Override the default split mode per call:

```elixir
morphemes = Kiri.tokenize(tokenizer, "関西国際空港", mode: :a)
```

### Morpheme

```elixir
%Kiri.Morpheme{
  surface: "東京都",
  part_of_speech: ["名詞", "固有名詞", "地名", "一般", "*", "*"],
  part_of_speech_id: 42,
  normalized_form: "東京都",
  dictionary_form: "東京都",
  reading_form: "トウキョウト",
  begin: 0,
  end: 3,
  is_oov: false,
  word_id: 12345,
  dictionary_id: 0,
  synonym_group_ids: []
}
```

### Options

| Option                      | Type                | Default | Description                                |
| --------------------------- | ------------------- | ------- | ------------------------------------------ |
| `mode`                      | `:a \| :b \| :c`    | `:c`    | Default split mode (A/B/C)                 |
| `user_dictionaries`         | `[String.t()]`      | `[]`    | Paths to user `.dic` files                 |
| `prolonged_sound_marks`     | `boolean \| config` | `false` | Collapse repeated prolonged sound marks    |
| `ignore_yomigana`           | `boolean \| config` | `false` | Strip bracketed readings after kanji       |
| `disable_normalization`     | `boolean`           | `false` | Skip NFKC input text normalization         |
| `disable_numeric_normalize` | `boolean`           | `false` | Skip numeric normalization in path rewrite |

The Elixir wrapper uses the same shared Rust engine (`kiri-engine`) as the Node.js native backend, with the full plugin stack (input text normalization, path rewriting, split mode, prolonged sound marks, yomigana stripping) ported to Elixir.
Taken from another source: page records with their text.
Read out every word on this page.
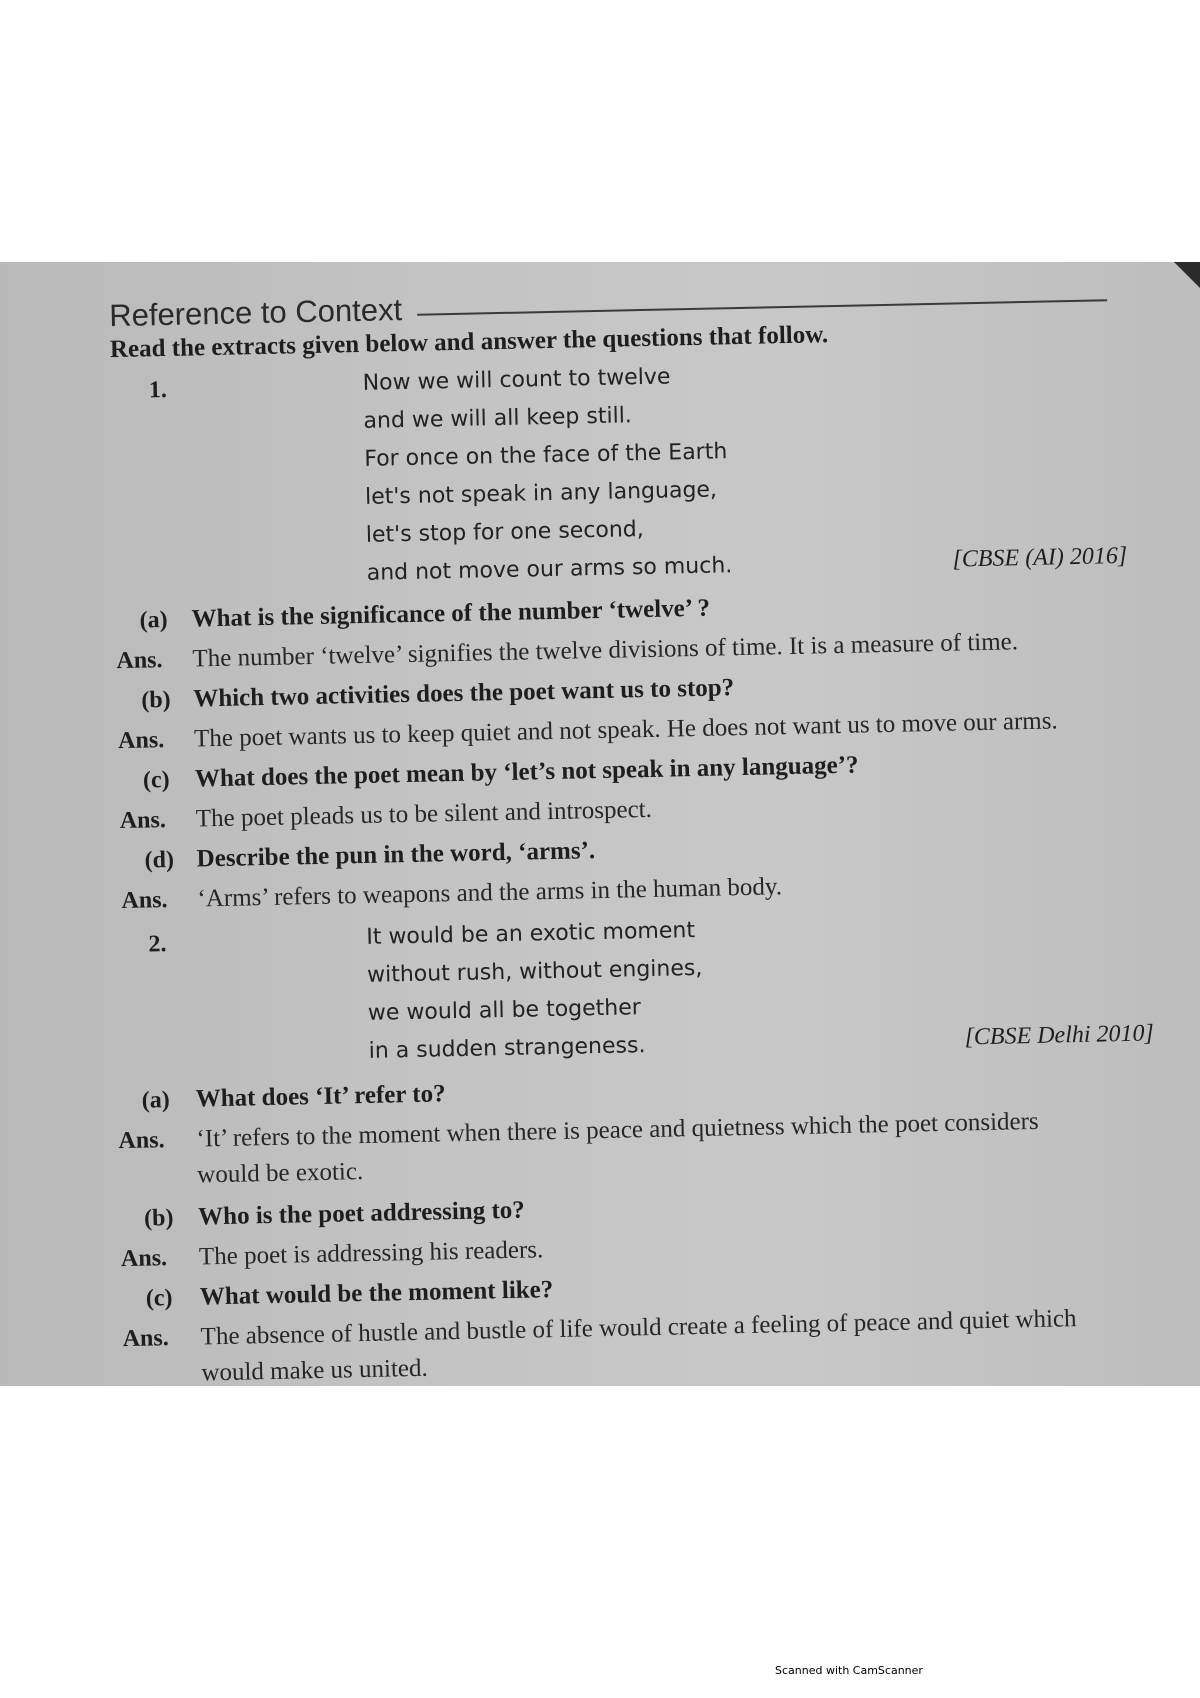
Reference to Context
Read the extracts given below and answer the questions that follow.
1.	Now we will count to twelve
and we will all keep still.
For once on the face of the Earth
let's not speak in any language,
let's stop for one second,
and not move our arms so much.	[CBSE (AI) 2016]
(a) What is the significance of the number ‘twelve’ ?
Ans. The number ‘twelve’ signifies the twelve divisions of time. It is a measure of time.
(b) Which two activities does the poet want us to stop?
Ans. The poet wants us to keep quiet and not speak. He does not want us to move our arms.
(c) What does the poet mean by ‘let’s not speak in any language’?
Ans. The poet pleads us to be silent and introspect.
(d) Describe the pun in the word, ‘arms’.
Ans. ‘Arms’ refers to weapons and the arms in the human body.
2.	It would be an exotic moment
without rush, without engines,
we would all be together
in a sudden strangeness.	[CBSE Delhi 2010]
(a) What does ‘It’ refer to?
Ans. ‘It’ refers to the moment when there is peace and quietness which the poet considers
would be exotic.
(b) Who is the poet addressing to?
Ans. The poet is addressing his readers.
(c) What would be the moment like?
Ans. The absence of hustle and bustle of life would create a feeling of peace and quiet which
would make us united.
Scanned with CamScanner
Precompiled NIF binaries are available via `rustler_precompiled`.

## Project Structure

```
kiri/
├── packages/
│   ├── kiri-core/     Pure TypeScript tokenizer engine          [npm]
│   ├── kiri-engine/   Shared Rust lib crate (pure logic, no FFI) [crates.io]
│   ├── kiri-native/   NAPI wrapper over kiri-engine (Node/Bun)  [npm + crates.io]
│   ├── kiri-nif/      Rustler NIF wrapper over kiri-engine       [crates.io]
│   ├── kiri/          Elixir Mix package (plugins + API)         [hex.pm]
│   └── kiri-ji/       Public TypeScript API + CLI                [npm]
└── bench/             Benchmark scripts and corpus
```

## Development

```bash
# Install dependencies
bun install

# Run tests (TypeScript)
bun test

# Type check + lint
bun run check

# Format
bun run format

# Rust tests (requires Rust toolchain)
cd packages/kiri-engine && cargo test
cd packages/kiri-native && cargo test
cd packages/kiri-nif && cargo test

# Elixir tests (requires Elixir + Rust toolchains)
cd packages/kiri && mix test
```

## Acknowledgments

Kiri is a derivative work of [Sudachi](https://github.com/WorksApplications/Sudachi) by [Works Applications](https://nlp.worksap.co.jp/), a Java-based Japanese morphological analyzer licensed under Apache 2.0. The core algorithms (lattice construction, Viterbi search, double-array trie, plugin architecture) and binary dictionary format are ported from Sudachi's source.

[Kotori](https://github.com/wanasit/kotori) by Wanasit Tanakitrungruang served as an additional reference, particularly for its approach to porting Sudachi concepts to a non-Java runtime.

## License

Apache License 2.0 — see [LICENSE](LICENSE).